Reduced cholesterol accumulation and improved deficient peroxisomal functions in a murine model of niemann–pick type C disease upon treatment with peroxisomal proliferators

Abstract

Niemann–Pick type C disease is an inherited disorder characterized by lysosomal accumulation of cholesterol and the mutant gene has recently been identified.

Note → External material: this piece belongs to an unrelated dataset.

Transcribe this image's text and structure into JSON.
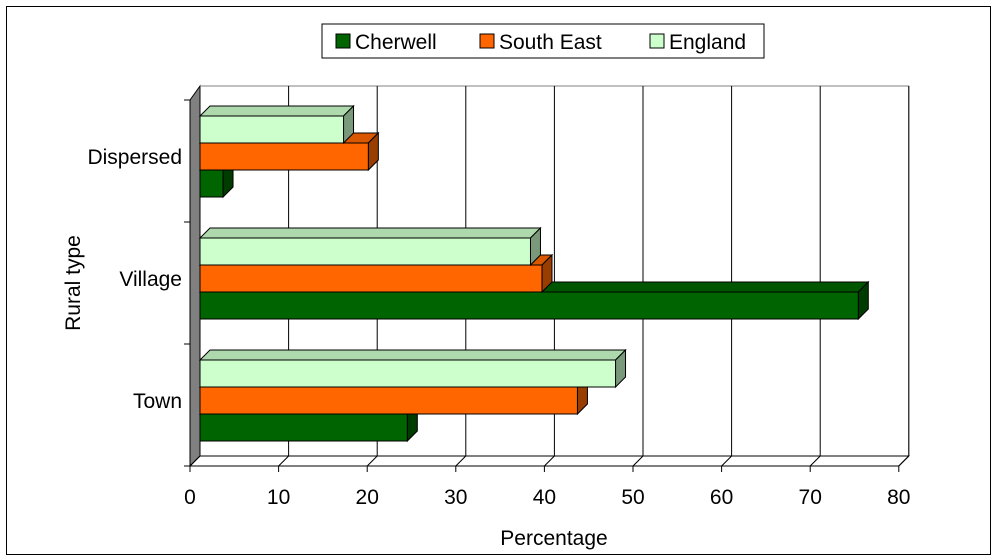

The predicted gene product is a transmembrane protein showing homology to proteins involved in the regulation of cholesterol homeostasis, such as 3-hydroxy-3-methylglutaryl-coenzyme A and the sterol regulatory element binding protein cleavage-activating protein. Recent investigations have established a peroxisomal deficiency, which raised the question of whether peroxisomal proliferation could affect this cholesterol-processing error. Mutant mice with Niemann–Pick type C disease were treated with the peroxisomal inducer perfluorooctanoic acid, which increased peroxisomal β-oxidation and catalase activity to the same level as in control mice. Not only the peroxisomal, but also the lysosomal malfunctions were corrected and the cholesterol content was decreased. Clofibrate, another peroxisomal inducer, restored both peroxisomal enzyme activities and ubiquinone content. It appears that in Niemann–Pick type C disease treatment with appropriate peroxisomal inducers restores basic cellular functions, indicating a relationship between peroxisomes and cholesterol homeostasis, and thereby may effectively interfere with the development of the disease.